CAPÍTULO II
Sólo después de recobrado el conocimiento, al conseguir zafarse al fin del cinturón de seguridad que lo mantenía fijado al asiento en el único trozo de fuselaje que había quedado en perfecto estado tras el brutal impacto inicial, fue cuando tomó verdadera conciencia de la gravedad de lo ocurrido. No pudo creer que fuera el único pasajero en haber resultado ileso de tan aparatoso accidente. Por fortuna, el combustible debió haberse agotado durante el vuelo, lo que habría evitado, para su suerte, el posterior incendio del aparato. Antes de salir al exterior, se tomó un tiempo prudencial para reflexionar y cerciorarse de que no habría sufrido ninguna fractura ni lesión de importancia que pudiera acarrearle consecuencias trágicas. No se molestó siquiera en buscar su equipaje de mano porque en esa situación lo encontraba del todo innecesario. Sus vestidos estaban hechos jirones pero comparado con la enorme fortuna que había tenido, aquello carecía de la menor importancia.

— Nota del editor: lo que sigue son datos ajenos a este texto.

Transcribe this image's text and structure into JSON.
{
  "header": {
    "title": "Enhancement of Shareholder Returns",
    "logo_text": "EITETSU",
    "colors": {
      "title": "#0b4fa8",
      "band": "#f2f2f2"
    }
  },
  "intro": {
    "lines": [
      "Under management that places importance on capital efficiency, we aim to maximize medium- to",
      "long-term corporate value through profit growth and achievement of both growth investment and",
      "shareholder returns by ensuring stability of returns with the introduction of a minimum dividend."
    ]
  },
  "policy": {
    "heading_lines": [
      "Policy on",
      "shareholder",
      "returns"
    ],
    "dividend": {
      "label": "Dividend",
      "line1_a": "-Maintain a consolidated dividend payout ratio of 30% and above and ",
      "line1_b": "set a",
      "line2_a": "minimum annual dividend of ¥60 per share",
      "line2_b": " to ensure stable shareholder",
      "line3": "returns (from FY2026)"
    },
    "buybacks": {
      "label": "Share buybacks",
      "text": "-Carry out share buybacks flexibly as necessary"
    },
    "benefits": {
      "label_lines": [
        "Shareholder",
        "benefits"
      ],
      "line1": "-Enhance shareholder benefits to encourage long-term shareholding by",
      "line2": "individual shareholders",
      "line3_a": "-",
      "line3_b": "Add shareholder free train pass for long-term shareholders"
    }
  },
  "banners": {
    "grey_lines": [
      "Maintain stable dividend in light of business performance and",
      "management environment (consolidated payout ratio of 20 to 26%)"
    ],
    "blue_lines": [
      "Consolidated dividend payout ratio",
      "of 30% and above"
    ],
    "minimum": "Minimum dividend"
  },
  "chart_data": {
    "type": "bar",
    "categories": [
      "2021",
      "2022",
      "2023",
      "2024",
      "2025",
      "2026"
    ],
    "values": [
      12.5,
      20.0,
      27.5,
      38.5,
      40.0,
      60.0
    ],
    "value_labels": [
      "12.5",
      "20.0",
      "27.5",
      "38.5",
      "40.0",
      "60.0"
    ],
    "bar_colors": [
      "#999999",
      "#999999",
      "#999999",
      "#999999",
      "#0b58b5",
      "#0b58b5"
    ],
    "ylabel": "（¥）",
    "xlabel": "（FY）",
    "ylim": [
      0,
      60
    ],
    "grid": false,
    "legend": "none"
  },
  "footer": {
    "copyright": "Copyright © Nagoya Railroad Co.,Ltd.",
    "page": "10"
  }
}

Una vez fuera, el panorama resultaba visiblemente desolador. Por fortuna, los cadáveres no habían entrado aún en descomposición y se respiraba el sano aire de la cordillera en medio de un silencio local dentro de otro silencio mayor y cósmico: el que proporciona la salvaje naturaleza a esa altitud. Decenas de cuerpos mutilados se hallaban esparcidos en doscientos metros a la redonda, maletas destripadas con las vísceras de algodón, lana, tela, cartón, etc., muchísimos zapatos de un solo pié, trozos de plásticos de todos colores, botellas rotas, asientos desperdigados por doquier con algunos cadáveres sentados cómodamente todavía en ellos, reactores fracturados, el tren de aterrizaje reventado y cientos de piezas del aparato repartidas por la vasta superficie de la cima además de la mayor parte del fuselaje. Sólo una pequeña parte de él se conservaba en buen estado, con sus tres o cuatro ventanillas intactas y algunos asientos en perfecto orden, entre ellos el suyo, que le preservaría de una muerte casi segura.
Reparó en alguien que agonizaba junto a unas rocas asido a un maletín negro de mayor profundidad que un maletín convencional al que, curiosamente, se aferraba con mayor tenacidad que a la propia vida. Se acercó en silencio y comprobó que aquel hombre, de unos cincuenta años, con múltiples fracturas abiertas en su cuerpo y traumatismo craneal severo, cuya mirada incolora parecía ver a través del cuerpo del visitante, balbucía algo que el pasajero ileso no lograba entender. El recién llegado creyó reconocer en su persona a un alto funcionario del gobierno de la nación: un embajador o un nuevo ministro quizás. Luego de arrebatarle el maletín negro y lograr abrirlo sin dificultad, en su profundo interior aparecieron como por encanto, aparte del título de Valija Diplomática que arrojaría entre los escombros, cientos de fajos de billetes de quinientos euros, lo que suponía una grandísima fortuna para alguien que como él nunca tuvo nada. De pronto reparó en el cojín azul que se encontraba a su lado y tomándolo con decisión, convencido en conciencia de ahorrarle el sufrimiento innecesario de la agonía, se lo aplicó en la cara, presionando fuertemente de tal manera con ambas manos que al cabo de cinco minutos escasos había fallecido.
Antes de abandonar definitivamente el lugar, echó un vistazo alrededor para comprobar que nadie más, excepto él, continuaba aún con vida. Inició el descenso no sin dificultad, exhausto, con el negro maletín siempre a cuestas y ante el temor de que los helicópteros de los equipos de rescate localizaran el paradero del aparato siniestrado. Al cabo de unas interminables tres horas de marcha atisbó, por fin, en la distancia a una joven pareja y su manso mulo que ascendían penosamente la cordillera con toda seguridad en su auxilio. Fue entonces cuando aliviado, mirando al cielo, pronunció estas sentidas palabras: ¡Gracias Señor!